Dalam akun media sosial resmi Dinas PKP Kabupaten Bangli, Kadis PKP Bangli I Wayan Sarma menyampaikan isi SE Gubernur Bali Nomor 2 Tahun 2024 tentang larangan penggunaan kotoran hewan sebagai pupuk tanaman. Disampaikan bahwa berdasarkan pemantauan di lapangan saat ini di Bali marak terjadi penggunaan kotoran hewan mentah yang belum diolah sempurna sebagai pupuk oleh petani di daerah sentra produksi pertanian yang tidak disadari memberikan dampak negatif baik terhadap lingkungan, kesehatan maupun pertanian.
Sehubungan hal itu, Dinas PKP Bangli sesuai SE Gubernur pun mengimbau agar kotoran ternak sebelum dipergunakan sebagai pupuk harus diolah sempurna sesuai tata cara pengolahan pupuk organik yang baik dan benar. Imbauan tersebut rupanya mendapat banyak tanggapan dari pengguna sosial.
Dalam kolom komentar akun medsos Dinas PKP, banyak yang mengaku keberatan dengan larangan itu dan mempertanyakan solusi alternatif dari pemerintah.

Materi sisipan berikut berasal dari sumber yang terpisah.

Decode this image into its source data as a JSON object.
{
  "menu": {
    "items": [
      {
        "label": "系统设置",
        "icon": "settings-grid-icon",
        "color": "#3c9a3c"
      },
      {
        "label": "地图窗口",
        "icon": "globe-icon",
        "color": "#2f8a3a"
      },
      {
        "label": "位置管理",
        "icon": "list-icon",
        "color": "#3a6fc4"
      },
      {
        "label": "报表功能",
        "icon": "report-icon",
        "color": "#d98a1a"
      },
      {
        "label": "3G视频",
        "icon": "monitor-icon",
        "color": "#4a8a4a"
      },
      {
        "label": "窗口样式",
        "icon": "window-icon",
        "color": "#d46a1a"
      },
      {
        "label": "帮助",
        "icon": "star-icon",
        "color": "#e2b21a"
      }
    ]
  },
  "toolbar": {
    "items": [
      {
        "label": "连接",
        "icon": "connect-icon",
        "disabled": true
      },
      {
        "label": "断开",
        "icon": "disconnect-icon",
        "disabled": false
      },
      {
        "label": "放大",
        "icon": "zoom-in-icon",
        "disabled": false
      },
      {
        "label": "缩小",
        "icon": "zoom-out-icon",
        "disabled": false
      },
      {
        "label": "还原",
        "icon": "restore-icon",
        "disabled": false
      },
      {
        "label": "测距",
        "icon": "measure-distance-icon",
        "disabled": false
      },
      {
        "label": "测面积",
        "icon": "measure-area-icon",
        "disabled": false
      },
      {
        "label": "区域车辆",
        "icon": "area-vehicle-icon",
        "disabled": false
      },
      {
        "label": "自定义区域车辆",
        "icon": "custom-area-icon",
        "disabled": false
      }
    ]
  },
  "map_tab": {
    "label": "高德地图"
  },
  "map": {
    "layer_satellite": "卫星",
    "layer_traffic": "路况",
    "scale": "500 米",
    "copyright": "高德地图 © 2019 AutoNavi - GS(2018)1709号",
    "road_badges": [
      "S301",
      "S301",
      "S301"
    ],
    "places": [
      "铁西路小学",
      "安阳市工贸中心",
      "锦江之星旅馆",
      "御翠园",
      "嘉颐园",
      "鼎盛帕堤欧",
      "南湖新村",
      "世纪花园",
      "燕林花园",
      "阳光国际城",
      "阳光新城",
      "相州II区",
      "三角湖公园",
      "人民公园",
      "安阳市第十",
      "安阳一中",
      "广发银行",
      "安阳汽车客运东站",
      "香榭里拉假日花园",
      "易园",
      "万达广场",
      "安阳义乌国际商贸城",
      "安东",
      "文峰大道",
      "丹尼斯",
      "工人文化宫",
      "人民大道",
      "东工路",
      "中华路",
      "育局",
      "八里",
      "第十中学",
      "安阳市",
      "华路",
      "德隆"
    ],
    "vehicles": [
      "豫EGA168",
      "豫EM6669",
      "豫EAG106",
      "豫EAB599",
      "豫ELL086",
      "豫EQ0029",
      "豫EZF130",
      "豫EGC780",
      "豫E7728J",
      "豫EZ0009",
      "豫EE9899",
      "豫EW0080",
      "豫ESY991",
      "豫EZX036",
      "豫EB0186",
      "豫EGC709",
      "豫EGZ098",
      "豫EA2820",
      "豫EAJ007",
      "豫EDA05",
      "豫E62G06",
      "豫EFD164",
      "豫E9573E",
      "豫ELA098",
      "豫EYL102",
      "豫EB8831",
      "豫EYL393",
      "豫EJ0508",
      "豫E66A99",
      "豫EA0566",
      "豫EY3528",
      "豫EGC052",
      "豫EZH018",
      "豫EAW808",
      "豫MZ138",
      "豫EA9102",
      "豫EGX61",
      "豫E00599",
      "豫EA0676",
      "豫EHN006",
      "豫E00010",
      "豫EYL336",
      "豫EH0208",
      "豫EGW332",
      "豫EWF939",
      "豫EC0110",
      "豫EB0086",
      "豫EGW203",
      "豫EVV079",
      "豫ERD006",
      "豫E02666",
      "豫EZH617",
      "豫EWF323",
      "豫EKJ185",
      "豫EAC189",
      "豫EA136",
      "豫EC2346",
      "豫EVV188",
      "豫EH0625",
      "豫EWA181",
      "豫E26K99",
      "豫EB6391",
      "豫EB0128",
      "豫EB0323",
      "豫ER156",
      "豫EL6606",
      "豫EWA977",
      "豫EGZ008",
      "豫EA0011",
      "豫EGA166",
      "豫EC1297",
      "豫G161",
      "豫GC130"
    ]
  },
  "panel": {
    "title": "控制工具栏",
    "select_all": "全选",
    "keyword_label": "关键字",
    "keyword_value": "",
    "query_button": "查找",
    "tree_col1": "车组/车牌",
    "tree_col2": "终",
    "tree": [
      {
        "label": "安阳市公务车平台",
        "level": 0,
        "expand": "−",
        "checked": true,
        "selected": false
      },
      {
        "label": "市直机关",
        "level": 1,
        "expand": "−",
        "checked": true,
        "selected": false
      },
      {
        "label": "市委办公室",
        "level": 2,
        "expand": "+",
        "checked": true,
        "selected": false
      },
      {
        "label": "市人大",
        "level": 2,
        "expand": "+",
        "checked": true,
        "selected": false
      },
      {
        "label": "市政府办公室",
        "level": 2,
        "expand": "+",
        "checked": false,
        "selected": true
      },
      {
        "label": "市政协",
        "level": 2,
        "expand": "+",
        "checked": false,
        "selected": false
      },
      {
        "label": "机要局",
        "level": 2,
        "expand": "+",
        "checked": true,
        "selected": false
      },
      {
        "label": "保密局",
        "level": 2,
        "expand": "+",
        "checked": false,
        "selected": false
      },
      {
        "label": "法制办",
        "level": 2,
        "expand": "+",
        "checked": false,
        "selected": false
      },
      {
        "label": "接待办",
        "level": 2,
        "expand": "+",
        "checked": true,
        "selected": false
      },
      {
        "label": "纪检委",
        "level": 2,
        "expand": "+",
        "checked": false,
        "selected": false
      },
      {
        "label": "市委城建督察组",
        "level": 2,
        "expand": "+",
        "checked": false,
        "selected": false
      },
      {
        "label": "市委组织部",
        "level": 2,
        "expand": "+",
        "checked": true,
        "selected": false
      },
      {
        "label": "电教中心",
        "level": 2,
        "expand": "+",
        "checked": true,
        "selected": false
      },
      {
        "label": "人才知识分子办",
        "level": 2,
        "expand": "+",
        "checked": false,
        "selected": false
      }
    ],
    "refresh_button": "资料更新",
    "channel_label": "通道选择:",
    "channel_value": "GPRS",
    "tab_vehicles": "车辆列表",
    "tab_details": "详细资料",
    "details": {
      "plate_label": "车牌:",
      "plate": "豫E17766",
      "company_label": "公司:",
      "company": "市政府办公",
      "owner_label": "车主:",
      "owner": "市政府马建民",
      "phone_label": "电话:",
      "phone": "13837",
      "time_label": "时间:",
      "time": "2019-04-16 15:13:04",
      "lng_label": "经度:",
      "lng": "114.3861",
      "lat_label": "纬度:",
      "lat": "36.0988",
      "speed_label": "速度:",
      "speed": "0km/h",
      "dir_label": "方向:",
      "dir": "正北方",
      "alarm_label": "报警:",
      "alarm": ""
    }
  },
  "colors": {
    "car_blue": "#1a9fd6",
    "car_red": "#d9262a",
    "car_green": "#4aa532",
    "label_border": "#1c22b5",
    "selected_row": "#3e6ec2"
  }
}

Ada juga yang menyangkal klaim bahwa lalat hanya muncul akibat penggunaan kotoran ternak pada tanaman.
Dimintai tanggapan terkait keberatan masyarakat tersebut, Kadis PKP Bangli I Wayan Sarma mengatakan bahwa apa yang disampaikan pihaknya itu lebih bersifat persuasif dan edukatif. “Apa yang kami sampaikan baru sebatas himbauan yang lebih bersifat persuasif dan edukatif,” ujarnya.
Sebelum ada solusi dari pemerintah, larangan itu tidak akan disertai dengan sanksi.
Disampaikan juga bahwa pemerintah akan terus berupaya mencari jalan keluar untuk mengatasi dampak negatif dari penggunaan kotoran hewan pada tanaman. “Termasuk upaya Bapak Bupati untuk mengusulkan bantuan alat pengolahan pupuk kepada Bapak Gubernur, belajar dari best practice yang ada di Kabupaten Bandung Jabar,” kata Sarma.
Seperti yang diberitakan selama ini, maraknya penggunaan kotoran ternak mentah pada lahan pertanian disebut-sebut menjadi pemicu banyaknya populasi lalat di Kintamani. Banyak masyarakat dan pengusaha hotel restoran di Kintamani mengeluhkan serbuan lalat. (Dayu Swasrina/balipost)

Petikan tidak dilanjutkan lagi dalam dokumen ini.